OB-Kandidatin zu verkaufen

… oder: Das Ulmer Modell

Ahnte der amtierende Oberbürgermeister Ulms, was für eine Lawine er lostreten würde, als er vergangene Woche vor Medienvertretern im eben angelaufenen Wahlkampf erläuterte, wie er seine Konkurrenten Milde und Kienle unterstützen werde? Der Plan des Oberbürgermeisters – in der Zwischenzeit als „Ulmer Demokratiemodell“ bezeichnet – stößt weltweit auf große Resonanz. Verschiedene italienische Städte, darunter Palermo und Neapel, wollen Beobachter nach Ulm entsenden. Interessiert zeigten sich auch die Stadtoberhäupter einiger chinesischer Städte. Der kubanische Staats-und Parteichef Fidel Castro kündigte an, dass er Ivo Gönner noch in diesem Jahr von der „Gesellschaft für Menschenrechte und Demokratie“ in Havanna für sein demokratisches Engagement auszeichnen lassen werde.

Gönner hatte erklärt, dass er als Christ und Demokrat die Pflicht habe, seine Mitbewerber um das Amt des Oberbürgermeisters finanziell zu unterstützen. Während der Unabhängige Milde diverse selbst erdachte Kunstobjekte an Gönner verkaufen wird, soll der Grüne Kienle in den kommenden Jahren mit der gut bezahlten Betreuung der Gäste des Donaufestes beauftragt werden.

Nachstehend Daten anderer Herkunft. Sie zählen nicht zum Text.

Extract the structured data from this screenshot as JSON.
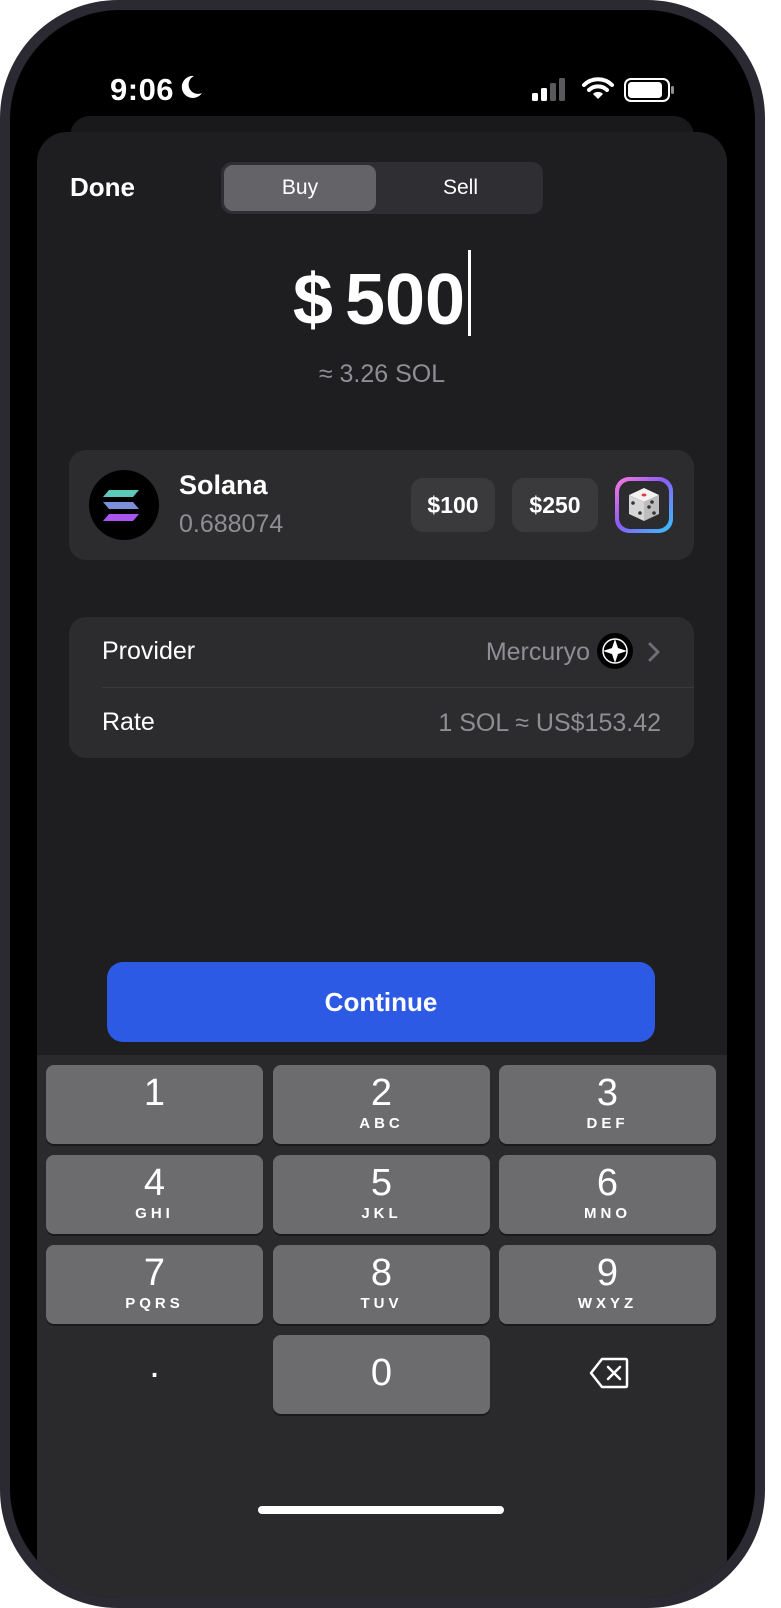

Gönner sagte wörtlich: „ In Ulm herrscht in der Politik ein brüderlicher Geist. Der große Bruder hilft den kleineren. Können die schwächeren Brüder auf diese Weise gestärkt zur Wahl antreten, helfen sie damit wieder dem großen Bruder, da aus der Stimmabgabe eines Bürgers erst dann eine Wahl wird, wenn mehrere Kandidaten auf dem Stimmzettel stehen.“

Dass ein Bewerber um ein politisches Amt seine Konkurrenten finanziell unterstützt, ist weltweit einmalig und gilt als Folge der in Ulm seit langem praktizierten Konsenzdemokratie. Wesentliches Kennzeichen dieser Herrschaftsform ist das völlige Fehlen von Meinungsverschiedenheiten in der Sachpolitik verbunden mit heftigen Auseinandersetzungen in Personalfragen. Der Gemeinderat wird in diesem effektiven System zum Akklamationsorgan der Verwaltung, die „Konkurrenten“ im Bürgermeisterwahlkampf zum Mitglied im Wahlkampfteam des Amtsinhabers.

Befremdet zeigten sich Beamte des Ulmer Rathauses über eine Anfrage aus Birma. General Than Shwe, der Chef der dortigen Militärjunta, erbat Hilfe bei seinem Vorhaben, in seinem Land eine loyale Opposition zu installieren und diese mit staatlichen Geldern zu finanzieren. Geprüft wird dagegen ein aus München kommender Vorschlag der CSU-Spitze, der anbietet, Frau Pauli als OB-Kandidaten nach Ulm abzuordnen. Da die finanziellen Mittel des Ulmer Oberbürgermeisters jedoch auf 50000 € in diesem Wahlkampf begrenzt sind, sieht er sich leider nicht in der Lage, den Wahlkampf für eine weitere Kandidatin zu bestreiten, so sehr er es auch begrüßen würde, wenn noch eine Dame mit im Boot säße. Gesucht werden deshalb Privatpersonen oder ortsansässige Firmen, die sich gerne eine OB-Kandidatin kaufen würden und somit einen Beitrag zur gedeihlichen Entwicklung der politischen Kultur Ulms leisten wollen.